Bu yöntem hem çok kolay hemde çok lezzetli bir bardak sıcak çikolatamız olmasını sağladı . Afiyet olsun diyorum ve bende bir nutella aşığı olarak bunu sık sık kitap okurken yapıyorum !


2)Kakao eşliğinde bir yolculuğa çıkıyoruz

Malzemeler:

3 su bardağı süt 
1 yemek kaşığı kakao 
1.5 yemek kaşığı toz şeker
2 çay kaşığı şekerli vanilin ( varsa sıvı vanilya da olur ) 

Hepsini bir cezveye veya sos tenceresi gibi genelde puding yapmak için kullandığımız ( :p ) tencerelerden birine koyuyoruz. Bütün malzemeleri iyice karıştırıyoruz. Eğer çok fazla kakao koyarsanız karıştırma işleminin herhangi kısmında süt ve şeker takviyesi yapabilirsiniz .Tarifleri özelleştirmek size kalmıış :)) .İstediğiniz sıcaklığa ulaşıp bütün malzemeler karışınca hazır olmuştur.

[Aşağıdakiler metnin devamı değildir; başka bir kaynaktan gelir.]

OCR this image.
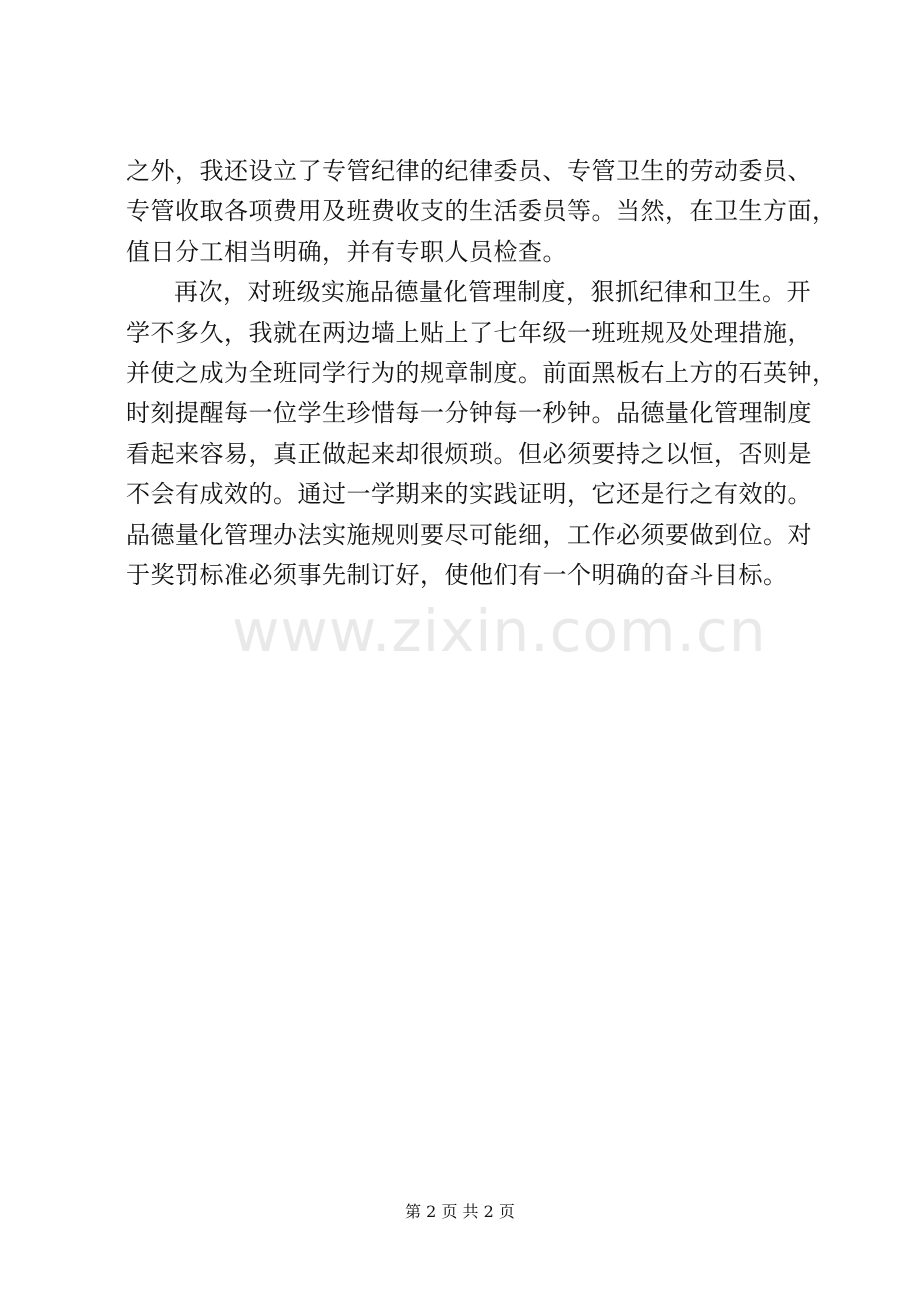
之外，我还设立了专管纪律的纪律委员、专管卫生的劳动委员、
专管收取各项费用及班费收支的生活委员等。当然，在卫生方面，
值日分工相当明确，并有专职人员检查。
再次，对班级实施品德量化管理制度，狠抓纪律和卫生。开
学不多久，我就在两边墙上贴上了七年级一班班规及处理措施，
并使之成为全班同学行为的规章制度。前面黑板右上方的石英钟，
时刻提醒每一位学生珍惜每一分钟每一秒钟。品德量化管理制度
看起来容易，真正做起来却很烦琐。但必须要持之以恒，否则是
不会有成效的。通过一学期来的实践证明，它还是行之有效的。
品德量化管理办法实施规则要尽可能细，工作必须要做到位。对
于奖罚标准必须事先制订好，使他们有一个明确的奋斗目标。
www.zixin.com.cn
第 2 页 共 2 页
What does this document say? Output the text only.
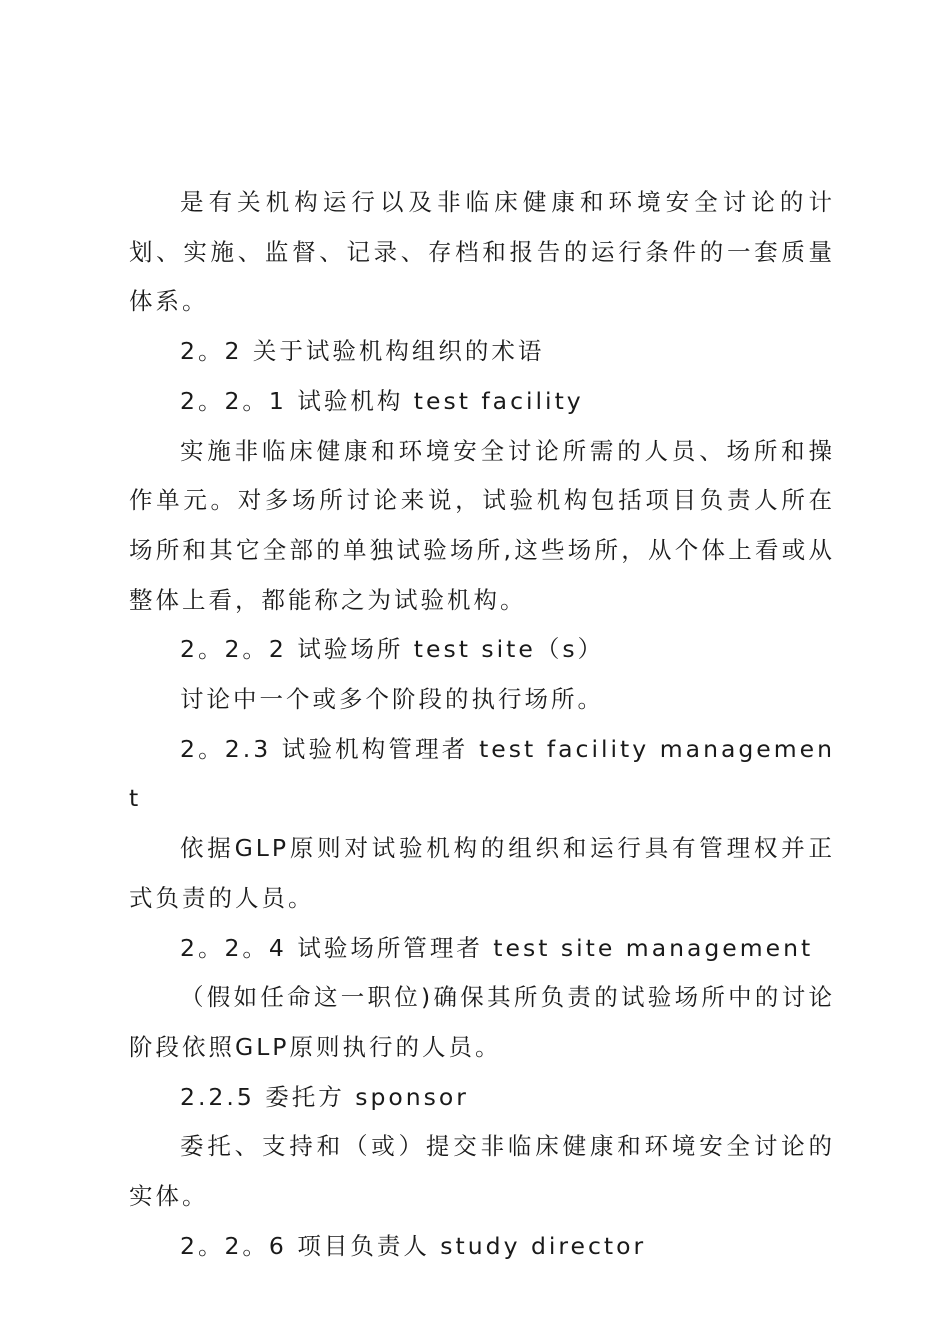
是有关机构运行以及非临床健康和环境安全讨论的计划、实施、监督、记录、存档和报告的运行条件的一套质量体系。

2。2 关于试验机构组织的术语

2。2。1 试验机构 test facility

实施非临床健康和环境安全讨论所需的人员、场所和操作单元。对多场所讨论来说，试验机构包括项目负责人所在场所和其它全部的单独试验场所,这些场所，从个体上看或从整体上看，都能称之为试验机构。

2。2。2 试验场所 test site（s）

讨论中一个或多个阶段的执行场所。

2。2.3 试验机构管理者 test facility management

依据GLP原则对试验机构的组织和运行具有管理权并正式负责的人员。

2。2。4 试验场所管理者 test site management

（假如任命这一职位)确保其所负责的试验场所中的讨论阶段依照GLP原则执行的人员。

2.2.5 委托方 sponsor

委托、支持和（或）提交非临床健康和环境安全讨论的实体。

2。2。6 项目负责人 study director
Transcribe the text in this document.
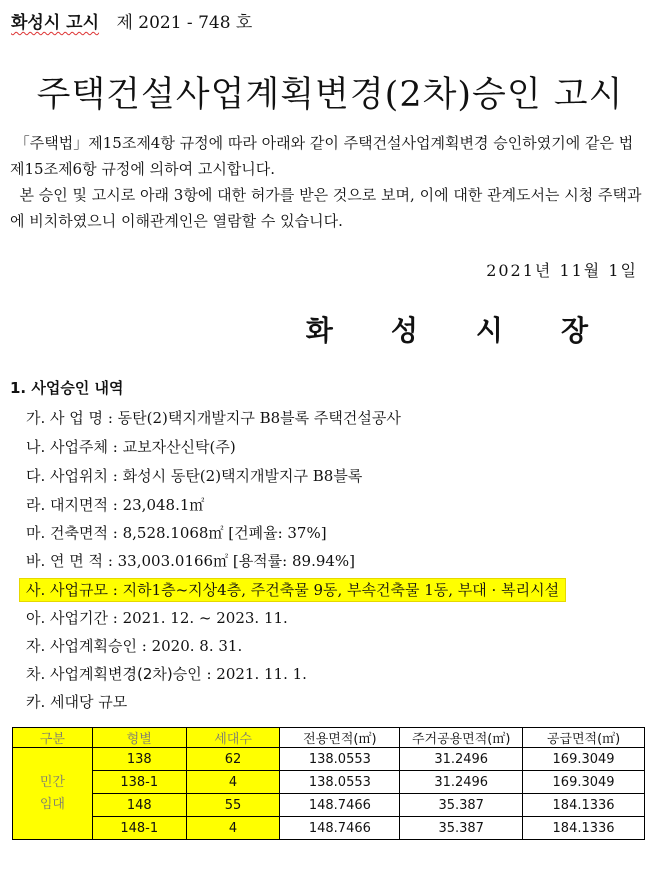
화성시 고시 제 2021 - 748 호
주택건설사업계획변경(2차)승인 고시
「주택법」제15조제4항 규정에 따라 아래와 같이 주택건설사업계획변경 승인하였기에 같은 법 제15조제6항 규정에 의하여 고시합니다.
본 승인 및 고시로 아래 3항에 대한 허가를 받은 것으로 보며, 이에 대한 관계도서는 시청 주택과에 비치하였으니 이해관계인은 열람할 수 있습니다.
2021년 11월 1일
화성시장
1. 사업승인 내역
가. 사 업 명 : 동탄(2)택지개발지구 B8블록 주택건설공사
나. 사업주체 : 교보자산신탁(주)
다. 사업위치 : 화성시 동탄(2)택지개발지구 B8블록
라. 대지면적 : 23,048.1㎡
마. 건축면적 : 8,528.1068㎡ [건폐율: 37%]
바. 연 면 적 : 33,003.0166㎡ [용적률: 89.94%]
사. 사업규모 : 지하1층~지상4층, 주건축물 9동, 부속건축물 1동, 부대 · 복리시설
아. 사업기간 : 2021. 12. ~ 2023. 11.
자. 사업계획승인 : 2020. 8. 31.
차. 사업계획변경(2차)승인 : 2021. 11. 1.
카. 세대당 규모
구분	형별	세대수	전용면적(㎡)	주거공용면적(㎡)	공급면적(㎡)
민간
임대	138	62	138.0553	31.2496	169.3049
	138-1	4	138.0553	31.2496	169.3049
	148	55	148.7466	35.387	184.1336
	148-1	4	148.7466	35.387	184.1336
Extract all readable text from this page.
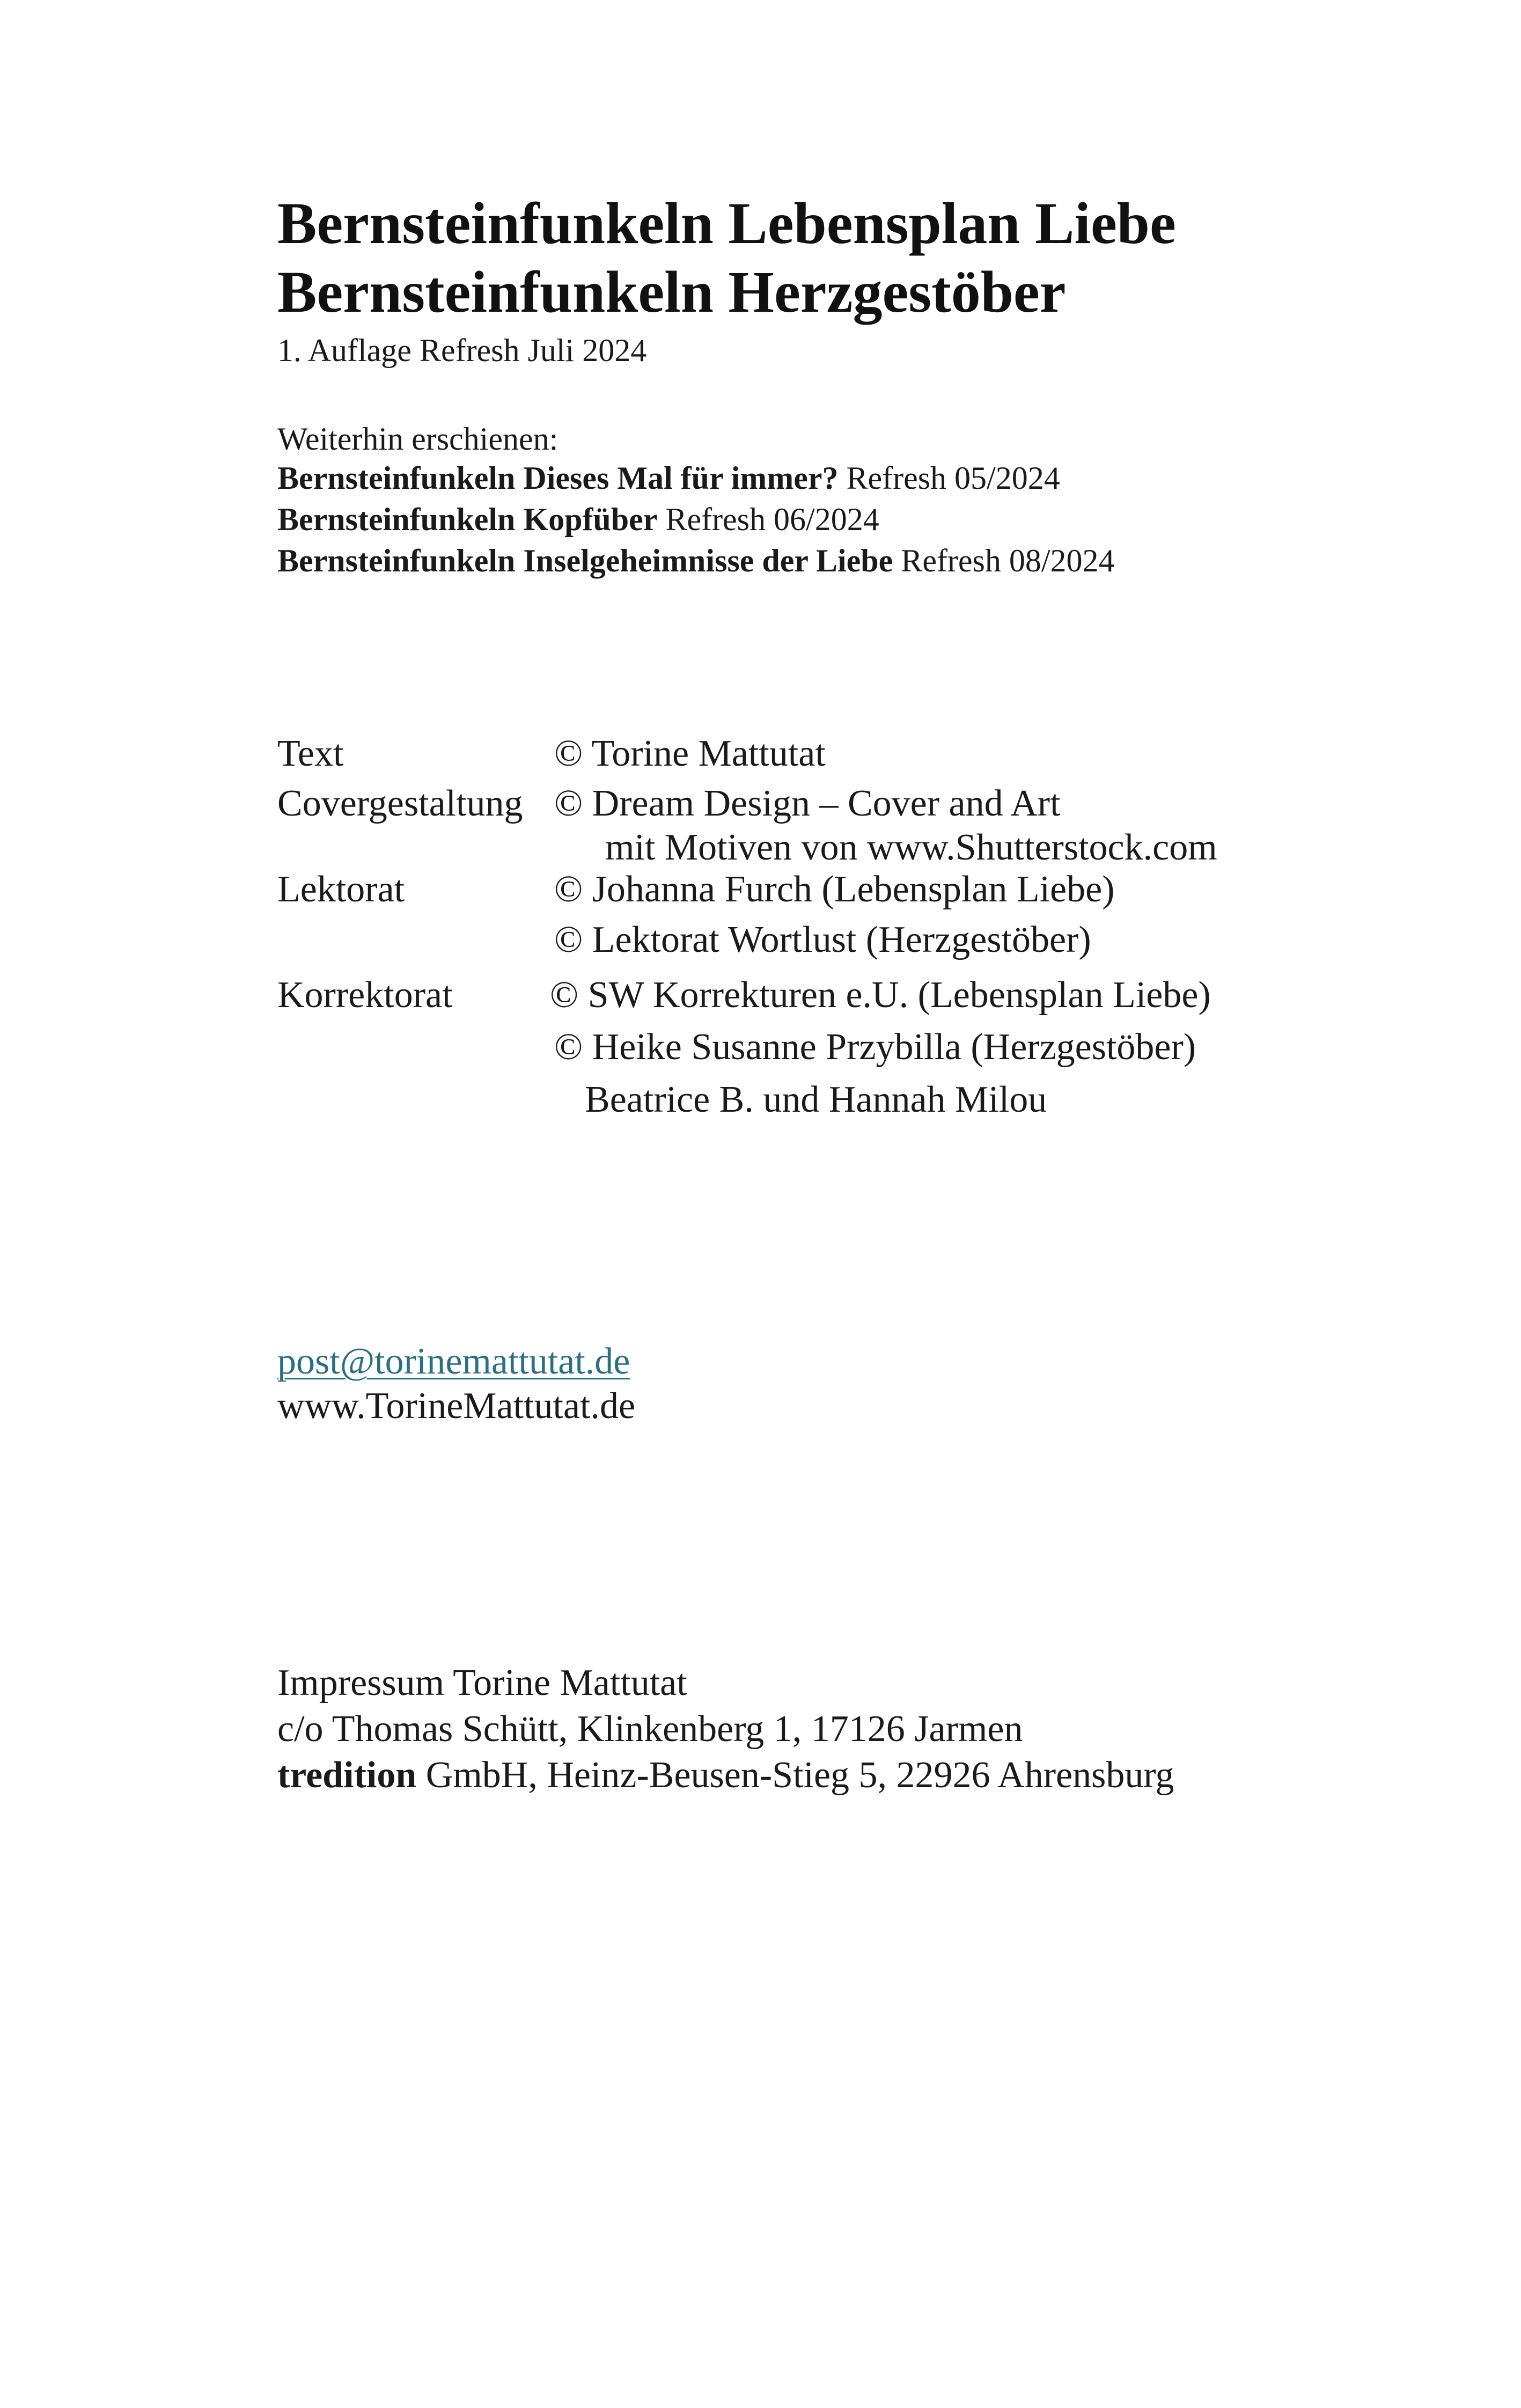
Bernsteinfunkeln Lebensplan Liebe
Bernsteinfunkeln Herzgestöber
1. Auflage Refresh Juli 2024
Weiterhin erschienen:
Bernsteinfunkeln Dieses Mal für immer? Refresh 05/2024
Bernsteinfunkeln Kopfüber Refresh 06/2024
Bernsteinfunkeln Inselgeheimnisse der Liebe Refresh 08/2024
Text	© Torine Mattutat
Covergestaltung © Dream Design – Cover and Art
mit Motiven von www.Shutterstock.com
Lektorat	© Johanna Furch (Lebensplan Liebe)
© Lektorat Wortlust (Herzgestöber)
Korrektorat	© SW Korrekturen e.U. (Lebensplan Liebe)
© Heike Susanne Przybilla (Herzgestöber)
Beatrice B. und Hannah Milou
post@torinemattutat.de
www.TorineMattutat.de
Impressum Torine Mattutat
c/o Thomas Schütt, Klinkenberg 1, 17126 Jarmen
tredition GmbH, Heinz-Beusen-Stieg 5, 22926 Ahrensburg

Hazır olduktan sonra kupanıza alın . 

Burdada marshmallow kullanabilirsiniz .


 Fakat kakao tadı biraz keskin veya baskın gelebileceğinden , yoğun olacağından ( bu şekilde seviyorsanız bu sunum önerilerini boşverin ve yoğunluğun tadını çıkarın ) sprey krem şantiden istediğiniz miktarı üstüne sıkmanızı tavsiye ederim. Gerçekten soflaştırıyor bu yumuşak tat damağınızda romantik bir dans ediyor . MÜ KEM MEL .
 Krem şanti aşamasından sonra isterseniz kakao serpebilirsiniz isterseniz krem şantinin yanında tekrar marshmallowları deneybilirsiniz . Size kalmış.


3) En Favori

Bir markete gidin ve neslenin ( herhangi sevdiğiniz bir markanın ) sıcak çikolata tozunu alın sanırım biz tembelleri en çok tatmin eden bu oluyor :))

Afiyet olsun canlarım . Bir sonraki yazıda görüşürüz.